Love Song for the Grim Reaper #2

I didn’t sleep the night before we went to the hospital when Terra was to deliver our Roxy. I switched back and forth from the couch to the bed. I twitched and breathed. I changed channels. I smoked (I was a born again smoker that day/night). I put my hand on Terra’s shoulder. We didn’t speak. It was such an incredibly terrifying and endless night, that just imagining it now has me shaking in fear that I could be transported back there.

Terror, like I’d never known or ever come close to knowing, at the imagining of what we were getting ready to do: meet our dead child. We were going to see the face of our dead daughter. From the moment on the day before, when we received the news the news (“I’m sorry hon, there’s no heartbeat,” said the ultrasound tech), every panicked darting thought landed on this simple, impossible fact: we were still going to see her, and she would be dead. Having a baby, generally, is kind of scary business. Having a dead baby, however, is like being reborn inside of fear. Your blood is fear. Your teeth are fear. Your thoughts are fear. Your eyes are fear. All sounds are fear. I can still feel it pumping through me almost 6 years later.

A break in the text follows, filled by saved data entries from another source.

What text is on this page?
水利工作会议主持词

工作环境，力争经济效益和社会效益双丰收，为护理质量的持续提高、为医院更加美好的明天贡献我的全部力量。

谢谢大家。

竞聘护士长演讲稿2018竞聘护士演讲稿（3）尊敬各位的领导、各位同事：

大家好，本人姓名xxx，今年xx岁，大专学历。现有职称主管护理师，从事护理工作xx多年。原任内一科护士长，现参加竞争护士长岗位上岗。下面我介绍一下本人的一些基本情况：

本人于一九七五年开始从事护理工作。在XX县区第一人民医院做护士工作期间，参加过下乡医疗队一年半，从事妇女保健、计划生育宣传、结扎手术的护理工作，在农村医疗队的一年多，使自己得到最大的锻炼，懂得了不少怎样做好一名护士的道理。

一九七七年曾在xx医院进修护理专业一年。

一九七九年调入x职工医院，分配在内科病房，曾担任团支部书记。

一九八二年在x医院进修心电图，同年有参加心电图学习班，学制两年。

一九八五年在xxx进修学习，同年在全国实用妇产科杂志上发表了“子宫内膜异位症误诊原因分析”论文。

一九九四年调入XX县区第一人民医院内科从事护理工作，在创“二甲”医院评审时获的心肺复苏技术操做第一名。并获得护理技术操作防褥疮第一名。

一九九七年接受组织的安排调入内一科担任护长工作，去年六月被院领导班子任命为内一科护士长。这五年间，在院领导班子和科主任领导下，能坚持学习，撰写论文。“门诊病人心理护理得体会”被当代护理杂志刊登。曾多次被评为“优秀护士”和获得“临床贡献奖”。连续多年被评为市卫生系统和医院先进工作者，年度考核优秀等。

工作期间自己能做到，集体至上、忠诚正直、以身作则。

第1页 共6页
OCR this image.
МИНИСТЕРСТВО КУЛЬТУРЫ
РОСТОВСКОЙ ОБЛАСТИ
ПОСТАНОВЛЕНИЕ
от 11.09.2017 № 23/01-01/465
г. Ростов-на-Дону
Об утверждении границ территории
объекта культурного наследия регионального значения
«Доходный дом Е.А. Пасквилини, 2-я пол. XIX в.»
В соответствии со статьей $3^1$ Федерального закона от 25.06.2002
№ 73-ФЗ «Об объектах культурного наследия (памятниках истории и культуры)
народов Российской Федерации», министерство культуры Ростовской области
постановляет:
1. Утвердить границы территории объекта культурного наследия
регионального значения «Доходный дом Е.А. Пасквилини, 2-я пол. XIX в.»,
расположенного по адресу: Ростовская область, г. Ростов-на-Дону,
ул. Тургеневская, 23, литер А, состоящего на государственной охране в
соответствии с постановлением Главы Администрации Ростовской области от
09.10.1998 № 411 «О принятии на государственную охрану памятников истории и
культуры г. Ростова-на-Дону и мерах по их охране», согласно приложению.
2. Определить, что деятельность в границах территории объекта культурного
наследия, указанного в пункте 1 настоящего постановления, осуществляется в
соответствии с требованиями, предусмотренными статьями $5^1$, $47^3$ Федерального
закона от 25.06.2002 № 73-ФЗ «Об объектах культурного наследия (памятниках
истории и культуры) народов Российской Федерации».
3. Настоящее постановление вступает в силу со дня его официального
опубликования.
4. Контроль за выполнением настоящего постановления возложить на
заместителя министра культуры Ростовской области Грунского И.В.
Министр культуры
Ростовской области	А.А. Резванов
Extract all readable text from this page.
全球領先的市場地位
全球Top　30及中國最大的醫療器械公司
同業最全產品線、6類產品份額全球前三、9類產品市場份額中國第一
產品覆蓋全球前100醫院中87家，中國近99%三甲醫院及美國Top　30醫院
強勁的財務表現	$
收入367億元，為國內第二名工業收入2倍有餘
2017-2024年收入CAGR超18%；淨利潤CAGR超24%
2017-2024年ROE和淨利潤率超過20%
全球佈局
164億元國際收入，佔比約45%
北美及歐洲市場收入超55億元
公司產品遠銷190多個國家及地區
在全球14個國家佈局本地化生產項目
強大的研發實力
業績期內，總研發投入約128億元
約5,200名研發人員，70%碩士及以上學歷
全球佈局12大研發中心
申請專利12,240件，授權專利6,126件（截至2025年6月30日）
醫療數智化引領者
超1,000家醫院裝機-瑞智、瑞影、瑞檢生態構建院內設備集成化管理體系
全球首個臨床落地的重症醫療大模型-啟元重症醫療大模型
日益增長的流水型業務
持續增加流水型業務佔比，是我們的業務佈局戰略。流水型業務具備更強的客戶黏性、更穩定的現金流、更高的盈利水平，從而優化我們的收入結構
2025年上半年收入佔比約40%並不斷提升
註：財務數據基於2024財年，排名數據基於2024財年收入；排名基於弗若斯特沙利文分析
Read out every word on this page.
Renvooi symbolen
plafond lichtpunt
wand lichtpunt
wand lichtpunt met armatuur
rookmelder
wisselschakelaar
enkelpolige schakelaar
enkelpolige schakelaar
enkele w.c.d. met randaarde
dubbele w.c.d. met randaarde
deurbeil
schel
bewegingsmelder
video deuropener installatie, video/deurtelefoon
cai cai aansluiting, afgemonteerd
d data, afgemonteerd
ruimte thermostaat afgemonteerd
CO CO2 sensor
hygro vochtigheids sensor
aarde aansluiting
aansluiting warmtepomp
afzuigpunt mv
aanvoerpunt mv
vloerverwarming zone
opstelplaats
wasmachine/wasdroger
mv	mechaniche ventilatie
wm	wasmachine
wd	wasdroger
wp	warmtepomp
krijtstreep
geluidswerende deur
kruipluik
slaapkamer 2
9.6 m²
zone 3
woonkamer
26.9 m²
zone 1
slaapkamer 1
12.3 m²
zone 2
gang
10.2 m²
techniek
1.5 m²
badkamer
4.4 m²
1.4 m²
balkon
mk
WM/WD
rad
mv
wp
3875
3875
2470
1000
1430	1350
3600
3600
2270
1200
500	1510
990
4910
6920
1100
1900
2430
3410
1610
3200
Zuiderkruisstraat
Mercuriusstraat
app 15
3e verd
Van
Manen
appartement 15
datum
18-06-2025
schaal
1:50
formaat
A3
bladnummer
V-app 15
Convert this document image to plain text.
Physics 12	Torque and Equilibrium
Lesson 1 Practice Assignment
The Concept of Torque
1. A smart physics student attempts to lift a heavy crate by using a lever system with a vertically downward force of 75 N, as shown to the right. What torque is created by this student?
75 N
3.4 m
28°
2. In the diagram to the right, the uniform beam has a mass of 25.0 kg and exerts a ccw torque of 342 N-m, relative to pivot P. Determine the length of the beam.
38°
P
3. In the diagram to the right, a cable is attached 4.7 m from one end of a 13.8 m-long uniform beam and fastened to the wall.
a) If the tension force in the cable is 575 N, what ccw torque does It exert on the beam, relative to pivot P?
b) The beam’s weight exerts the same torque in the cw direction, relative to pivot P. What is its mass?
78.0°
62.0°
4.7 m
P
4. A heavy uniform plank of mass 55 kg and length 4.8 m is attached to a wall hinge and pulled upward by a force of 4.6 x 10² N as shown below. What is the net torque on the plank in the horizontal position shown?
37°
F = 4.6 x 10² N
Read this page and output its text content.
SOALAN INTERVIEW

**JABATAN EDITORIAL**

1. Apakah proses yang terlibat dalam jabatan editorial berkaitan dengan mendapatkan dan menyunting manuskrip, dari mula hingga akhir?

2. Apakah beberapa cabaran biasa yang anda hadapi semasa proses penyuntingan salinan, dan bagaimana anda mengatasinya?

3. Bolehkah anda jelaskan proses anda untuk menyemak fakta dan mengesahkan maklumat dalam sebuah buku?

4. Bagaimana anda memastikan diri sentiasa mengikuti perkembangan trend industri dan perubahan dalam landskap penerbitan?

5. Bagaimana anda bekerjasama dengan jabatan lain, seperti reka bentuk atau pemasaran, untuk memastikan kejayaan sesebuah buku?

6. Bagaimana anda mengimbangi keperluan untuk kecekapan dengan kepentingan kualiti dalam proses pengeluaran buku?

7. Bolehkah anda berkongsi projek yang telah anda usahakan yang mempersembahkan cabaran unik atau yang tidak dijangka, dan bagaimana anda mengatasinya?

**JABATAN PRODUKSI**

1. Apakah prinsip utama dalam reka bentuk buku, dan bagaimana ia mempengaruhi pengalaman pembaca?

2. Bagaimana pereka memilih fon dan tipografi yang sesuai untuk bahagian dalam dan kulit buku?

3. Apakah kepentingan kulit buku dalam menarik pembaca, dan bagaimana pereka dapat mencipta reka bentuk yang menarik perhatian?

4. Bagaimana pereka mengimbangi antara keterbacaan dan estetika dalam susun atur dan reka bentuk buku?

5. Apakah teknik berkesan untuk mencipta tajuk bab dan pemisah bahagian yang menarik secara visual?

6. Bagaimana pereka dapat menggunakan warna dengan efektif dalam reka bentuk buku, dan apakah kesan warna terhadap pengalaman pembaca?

There was one, amazing thing though, that this terror did not prepare me for… how amazing it would feel to hold my dead child. How perfect she still felt, in my arms, even as she was gone. It was so calming, just looking at her. Even in death, she brought me some peace that day. She was so familiar to me then, and she still is. Something about her was alive- something that is still inside me. I understood immediately why chimps would carry around their deceased children for days. It really makes no sense to let them go. I guess we never do.

This song is about meeting and holding Roxy, and how the feeling tied in to my first memory of death as a child, when a neighbor somberly walked into our yard with a dying animal in her arms (it actually was a rabbit, not a cat, but well, artistic license and such). All my life, there was something too familiar about death when it showed its face in my life. It sometimes felt and feels like I was being programmed, engineered and prepared for losing Roxy from early childhood. It sounds crazy, I’m sure, but when fate disintegrates your confidence in statistics, I suppose reason goes with it.

The first time I saw you
You walked up from the neighbors
Holding your tabby cat like a
Like a newborn baby
My daddy rolled his eyeballs
Thinking you were crazy
But I had to admit myself, well I
I knew your face right away
I knew your face right away
You were never a stranger
And it felt alright
I carve your name across my wrist
And every day it looks new
I drag my hand along the fence
The way I pictured you might do
And there’s a cat watching
From the other side
Yeah it’s a song I’ve heard
One too many times
I knew your face right away
I knew your face right away
You were never a stranger
And it felt alright

How did you survive your child's delivery? Do you feel you suffer from PTSD as a result of that day (as I most certainly do)? If you chose/were able to see your child, do you feel it brought you any peace?